Irenaeus
IRENAEUS (c. 130–c. 200) was a bishop of Lyons (177/78–c. 200), theologian, and antiheretical writer. Claimed by both Roman Catholics and Protestants as their progenitor, Irenaeus framed the catholic concept of authority that helped to pull diverse churches together in a period of identity crisis created by gnosticism, Marcionism, and other movements. Opposing the radical accommodation of Christian thought to Hellenistic culture, he pointed to canon and creed as interpreted by bishops in churches of apostolic foundation. Until the discovery of a gnostic library at Nag Hammadi (modern-day Chenoboskion, Egypt) in 1945, Irenaeus's treatise Against Heresies also supplied the main and most reliable information on gnostic thought.
Life
Nothing is known of Irenaeus's ancestry or of the date or place of his birth. He grew up, however, in Smyrna, where he sat at the feet of Polycarp, the distinguished bishop martyred about 155, who, according to Irenaeus, had known the apostles, specifically John, in Asia.
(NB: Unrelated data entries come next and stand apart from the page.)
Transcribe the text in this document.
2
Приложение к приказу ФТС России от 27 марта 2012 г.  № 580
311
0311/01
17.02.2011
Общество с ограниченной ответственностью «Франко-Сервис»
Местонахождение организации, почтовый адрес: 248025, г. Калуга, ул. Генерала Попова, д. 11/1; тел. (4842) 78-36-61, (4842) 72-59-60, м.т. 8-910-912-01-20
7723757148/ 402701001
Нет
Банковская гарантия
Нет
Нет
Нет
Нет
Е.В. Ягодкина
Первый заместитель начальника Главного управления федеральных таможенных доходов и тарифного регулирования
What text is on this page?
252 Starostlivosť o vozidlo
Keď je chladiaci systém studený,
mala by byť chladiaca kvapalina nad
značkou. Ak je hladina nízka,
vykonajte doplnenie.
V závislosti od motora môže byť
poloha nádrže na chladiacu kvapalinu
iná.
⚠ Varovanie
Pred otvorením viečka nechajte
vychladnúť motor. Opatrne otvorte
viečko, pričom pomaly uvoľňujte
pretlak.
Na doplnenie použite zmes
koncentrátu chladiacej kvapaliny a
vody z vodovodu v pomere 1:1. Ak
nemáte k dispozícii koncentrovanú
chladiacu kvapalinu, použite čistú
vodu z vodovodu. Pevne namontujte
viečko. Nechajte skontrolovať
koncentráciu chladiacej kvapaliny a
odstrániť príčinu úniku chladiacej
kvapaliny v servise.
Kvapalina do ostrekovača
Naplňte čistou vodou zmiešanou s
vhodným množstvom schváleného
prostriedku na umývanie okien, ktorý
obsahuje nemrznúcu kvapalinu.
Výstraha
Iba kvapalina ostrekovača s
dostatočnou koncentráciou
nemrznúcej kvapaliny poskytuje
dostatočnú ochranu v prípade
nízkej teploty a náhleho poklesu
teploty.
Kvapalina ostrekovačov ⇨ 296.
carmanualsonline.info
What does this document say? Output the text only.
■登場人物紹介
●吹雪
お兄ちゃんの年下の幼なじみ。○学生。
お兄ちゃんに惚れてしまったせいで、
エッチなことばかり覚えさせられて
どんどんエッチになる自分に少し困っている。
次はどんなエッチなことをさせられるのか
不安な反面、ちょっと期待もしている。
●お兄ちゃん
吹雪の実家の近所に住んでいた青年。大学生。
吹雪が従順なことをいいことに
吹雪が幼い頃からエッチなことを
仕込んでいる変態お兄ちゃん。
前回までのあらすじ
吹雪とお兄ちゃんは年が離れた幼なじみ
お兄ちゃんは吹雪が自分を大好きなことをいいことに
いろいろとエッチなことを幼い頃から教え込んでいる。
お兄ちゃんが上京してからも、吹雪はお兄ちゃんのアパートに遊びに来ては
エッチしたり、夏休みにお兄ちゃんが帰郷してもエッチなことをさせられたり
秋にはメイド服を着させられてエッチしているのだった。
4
From Polycarp perhaps he drew his penchant for biblical theology, for, he observed, Polycarp "related all things in harmony with the scriptures," which he then noted "not on paper, but in my heart." Irenaeus witnessed Polycarp's debate with Anicetus in Rome about 155 and studied in Justin's school, gaining much from Justin's apologetic methods but diverging sharply from him in his partiality for a biblical theology rather than for Platonism.